Israel was not, however, God’s natural Son. That much was evident in the wilderness, in Canaan and finally in the ejection when God changed the name of his “son” Israel to “Lo Ammi, not my people” (Hos. 1:9-10).
God disinherited His adopted, temporary, national “son” Israel as a national people precisely because God never intended to have a permanent earthly, national people. After the captivity, the nation of Israel had largely fulfilled their role in the history of redemption. As a sign of this fact, the Glory-Spirit departed from the Temple. This is because the nation of Israel's chief function was to serve as a type and shadow of God’s natural Son, Jesus the Messiah (Heb. 10:1-4).
Covenantalists argue that Our Lord Jesus Christ is the true Israel of God. That everyone who is united to Him by grace alone, through faith alone becomes, by virtue of that union, the true Israel of God. It is wrong-headed to look for, expect, hope for or desire a reconstitution of national Israel in the future. The New Covenant church is not something which God instituted until He could recreate a national people in Palestine, but rather, God only had a national people temporarily (from Moses to Christ) as a prelude to and foreshadowing of the creation of the New Covenant in which the ethnic distinctions which existed under Moses were fulfilled and abolished (Ephesians 2:11-22; Col. 2:8-3,11).
Matthew’s inspired interpretation in Matthew 2:15 of the Hebrew Scriptures (Hosea 11:1) must norm our interpretation of Scripture. Per Matthew’s interpretation, it is Our Lord Jesus Christ, not the temporary, national, people who is the true Israel of God. It is not a stretch to say that the only reason God orchestrated the first Exodus was so that He might orchestrate the second Exodus so we might know that Jesus Christ is the true Son of God and that all Christians are God’s Israel regardless of ethnicity.

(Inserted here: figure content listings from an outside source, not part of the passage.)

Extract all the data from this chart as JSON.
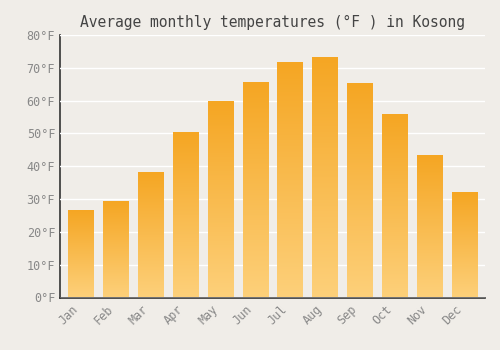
{
  "title": "Average monthly temperatures (°F ) in Kosong",
  "months": [
    "Jan",
    "Feb",
    "Mar",
    "Apr",
    "May",
    "Jun",
    "Jul",
    "Aug",
    "Sep",
    "Oct",
    "Nov",
    "Dec"
  ],
  "values": [
    26.5,
    29,
    38,
    50,
    59.5,
    65.5,
    71.5,
    73,
    65,
    55.5,
    43,
    32
  ],
  "bar_color": "#F5A623",
  "bar_color_light": "#FDD07A",
  "ylim": [
    0,
    80
  ],
  "yticks": [
    0,
    10,
    20,
    30,
    40,
    50,
    60,
    70,
    80
  ],
  "ytick_labels": [
    "0°F",
    "10°F",
    "20°F",
    "30°F",
    "40°F",
    "50°F",
    "60°F",
    "70°F",
    "80°F"
  ],
  "background_color": "#f0ede8",
  "grid_color": "#ffffff",
  "title_fontsize": 10.5,
  "tick_fontsize": 8.5,
  "font_family": "monospace",
  "tick_color": "#888888",
  "spine_color": "#333333"
}
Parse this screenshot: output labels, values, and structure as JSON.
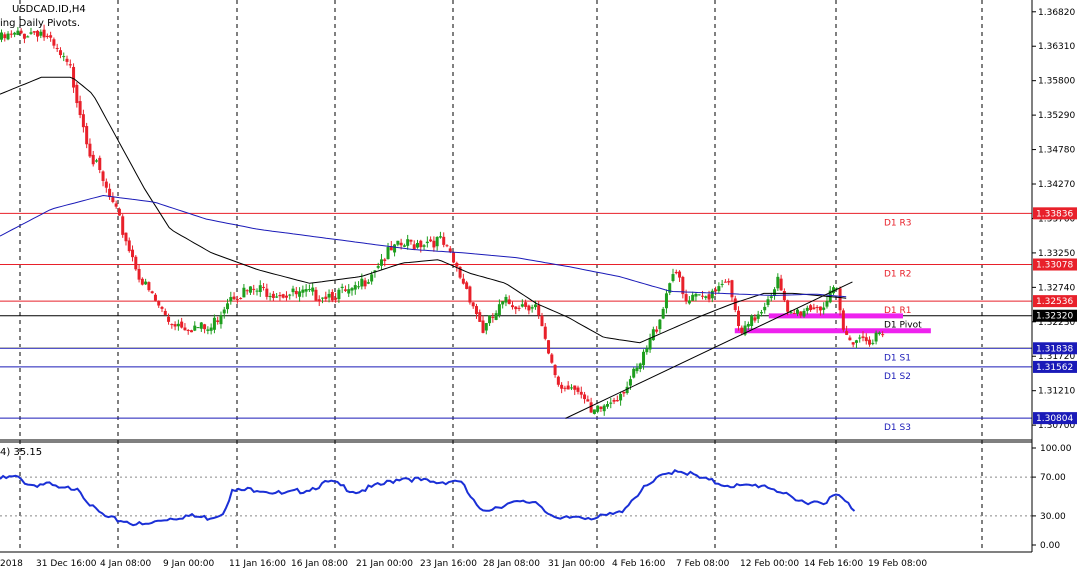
{
  "chart_data": {
    "type": "candlestick",
    "title": "USDCAD.ID,H4",
    "subtitle": "ing Daily Pivots.",
    "colors": {
      "bull": "#1e9e1e",
      "bear": "#e8202a",
      "ma_fast": "#000000",
      "ma_slow": "#1a1ab8",
      "resistance": "#e8202a",
      "support": "#1a1ab8",
      "pivot": "#000000",
      "zone": "#ee22ee",
      "oscillator": "#1a2fd6"
    },
    "y_ticks": [
      "1.36820",
      "1.36310",
      "1.35800",
      "1.35290",
      "1.34780",
      "1.34270",
      "1.33760",
      "1.33250",
      "1.32740",
      "1.32230",
      "1.31720",
      "1.31210",
      "1.30700"
    ],
    "ylim": [
      1.3048,
      1.3695
    ],
    "x_ticks": [
      "2018",
      "31 Dec 16:00",
      "4 Jan 08:00",
      "9 Jan 00:00",
      "11 Jan 16:00",
      "16 Jan 08:00",
      "21 Jan 00:00",
      "23 Jan 16:00",
      "28 Jan 08:00",
      "31 Jan 00:00",
      "4 Feb 16:00",
      "7 Feb 08:00",
      "12 Feb 00:00",
      "14 Feb 16:00",
      "19 Feb 08:00"
    ],
    "pivot_levels": [
      {
        "name": "D1  R3",
        "value": "1.33836",
        "role": "resistance"
      },
      {
        "name": "D1  R2",
        "value": "1.33078",
        "role": "resistance"
      },
      {
        "name": "D1  R1",
        "value": "1.32536",
        "role": "resistance"
      },
      {
        "name": "D1  Pivot",
        "value": "1.32320",
        "role": "pivot"
      },
      {
        "name": "D1  S1",
        "value": "1.31838",
        "role": "support"
      },
      {
        "name": "D1  S2",
        "value": "1.31562",
        "role": "support"
      },
      {
        "name": "D1  S3",
        "value": "1.30804",
        "role": "support"
      }
    ],
    "zones": [
      {
        "x_start": 0.745,
        "x_end": 0.875,
        "value": 1.3231
      },
      {
        "x_start": 0.712,
        "x_end": 0.902,
        "value": 1.3209
      }
    ],
    "trendline": {
      "start": [
        0.548,
        1.308
      ],
      "end": [
        0.826,
        1.3282
      ]
    },
    "anchors": [
      [
        0.0,
        1.364
      ],
      [
        0.04,
        1.3655
      ],
      [
        0.07,
        1.3595
      ],
      [
        0.09,
        1.347
      ],
      [
        0.115,
        1.338
      ],
      [
        0.14,
        1.328
      ],
      [
        0.165,
        1.3225
      ],
      [
        0.205,
        1.321
      ],
      [
        0.225,
        1.3265
      ],
      [
        0.26,
        1.327
      ],
      [
        0.29,
        1.3262
      ],
      [
        0.32,
        1.3265
      ],
      [
        0.345,
        1.3265
      ],
      [
        0.37,
        1.3315
      ],
      [
        0.39,
        1.3335
      ],
      [
        0.42,
        1.3345
      ],
      [
        0.43,
        1.334
      ],
      [
        0.455,
        1.327
      ],
      [
        0.47,
        1.321
      ],
      [
        0.49,
        1.325
      ],
      [
        0.52,
        1.325
      ],
      [
        0.535,
        1.316
      ],
      [
        0.545,
        1.3125
      ],
      [
        0.56,
        1.3132
      ],
      [
        0.575,
        1.3082
      ],
      [
        0.6,
        1.3115
      ],
      [
        0.62,
        1.315
      ],
      [
        0.64,
        1.3225
      ],
      [
        0.655,
        1.3308
      ],
      [
        0.665,
        1.325
      ],
      [
        0.685,
        1.326
      ],
      [
        0.705,
        1.329
      ],
      [
        0.72,
        1.32
      ],
      [
        0.74,
        1.3245
      ],
      [
        0.755,
        1.3285
      ],
      [
        0.765,
        1.323
      ],
      [
        0.785,
        1.3245
      ],
      [
        0.8,
        1.3248
      ],
      [
        0.812,
        1.3268
      ],
      [
        0.82,
        1.32
      ]
    ],
    "sma_fast_anchors": [
      [
        0.0,
        1.356
      ],
      [
        0.04,
        1.3585
      ],
      [
        0.07,
        1.3585
      ],
      [
        0.09,
        1.356
      ],
      [
        0.115,
        1.349
      ],
      [
        0.14,
        1.342
      ],
      [
        0.165,
        1.336
      ],
      [
        0.205,
        1.3325
      ],
      [
        0.25,
        1.33
      ],
      [
        0.3,
        1.328
      ],
      [
        0.35,
        1.329
      ],
      [
        0.39,
        1.331
      ],
      [
        0.425,
        1.3315
      ],
      [
        0.455,
        1.3295
      ],
      [
        0.49,
        1.328
      ],
      [
        0.52,
        1.325
      ],
      [
        0.55,
        1.323
      ],
      [
        0.585,
        1.32
      ],
      [
        0.62,
        1.3192
      ],
      [
        0.65,
        1.3212
      ],
      [
        0.68,
        1.3232
      ],
      [
        0.71,
        1.325
      ],
      [
        0.74,
        1.3265
      ],
      [
        0.77,
        1.3265
      ],
      [
        0.82,
        1.3258
      ]
    ],
    "sma_slow_anchors": [
      [
        0.0,
        1.335
      ],
      [
        0.05,
        1.339
      ],
      [
        0.1,
        1.341
      ],
      [
        0.15,
        1.34
      ],
      [
        0.2,
        1.3375
      ],
      [
        0.25,
        1.336
      ],
      [
        0.3,
        1.335
      ],
      [
        0.35,
        1.334
      ],
      [
        0.4,
        1.333
      ],
      [
        0.45,
        1.3325
      ],
      [
        0.5,
        1.3318
      ],
      [
        0.55,
        1.3305
      ],
      [
        0.6,
        1.329
      ],
      [
        0.65,
        1.3268
      ],
      [
        0.7,
        1.3265
      ],
      [
        0.75,
        1.3262
      ],
      [
        0.79,
        1.3264
      ],
      [
        0.82,
        1.326
      ]
    ],
    "oscillator": {
      "label": "4) 35.15",
      "y_ticks": [
        "100.00",
        "70.00",
        "30.00",
        "0.00"
      ],
      "ylim": [
        0,
        100
      ],
      "anchors": [
        [
          0.0,
          68
        ],
        [
          0.015,
          70
        ],
        [
          0.03,
          62
        ],
        [
          0.045,
          63
        ],
        [
          0.06,
          57
        ],
        [
          0.075,
          60
        ],
        [
          0.09,
          38
        ],
        [
          0.105,
          27
        ],
        [
          0.12,
          25
        ],
        [
          0.14,
          20
        ],
        [
          0.16,
          27
        ],
        [
          0.18,
          30
        ],
        [
          0.2,
          28
        ],
        [
          0.215,
          32
        ],
        [
          0.225,
          55
        ],
        [
          0.25,
          58
        ],
        [
          0.275,
          52
        ],
        [
          0.3,
          58
        ],
        [
          0.32,
          65
        ],
        [
          0.345,
          55
        ],
        [
          0.37,
          62
        ],
        [
          0.39,
          70
        ],
        [
          0.42,
          64
        ],
        [
          0.445,
          67
        ],
        [
          0.465,
          35
        ],
        [
          0.49,
          42
        ],
        [
          0.52,
          45
        ],
        [
          0.54,
          25
        ],
        [
          0.56,
          30
        ],
        [
          0.58,
          28
        ],
        [
          0.6,
          33
        ],
        [
          0.62,
          55
        ],
        [
          0.64,
          70
        ],
        [
          0.655,
          78
        ],
        [
          0.665,
          75
        ],
        [
          0.68,
          68
        ],
        [
          0.7,
          63
        ],
        [
          0.72,
          60
        ],
        [
          0.74,
          62
        ],
        [
          0.755,
          56
        ],
        [
          0.77,
          45
        ],
        [
          0.8,
          45
        ],
        [
          0.812,
          52
        ],
        [
          0.815,
          48
        ],
        [
          0.83,
          35
        ]
      ]
    }
  }
}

It is because Jesus Christ is the true Israel of God that, in His infancy and indeed in His entire life, He recapitulated the history of national Israel. What rebellious national Israel would not do, Our Lord did: He loved God with all his heart, soul, mind and strength and His neighbor as himself (Matt 22:37-40). Similarly, Paul argues very clearly that the promises to Abraham were fulfilled in Christ (Gal. 3:16).
It was the New Testmament gospel promises that were given to Abraham. These promises were given before Moses and they were fulfilled in Jesus Christ. Our Lord is Abraham’s true Son, He is “the seed” promised to Abraham. It was to teach national Israel and us the greatness of our sin and misery that the Law was given to Moses (Gal. 3:22). The gospel promise to Abraham was not fundamentally changed by the administration of the Law through Moses.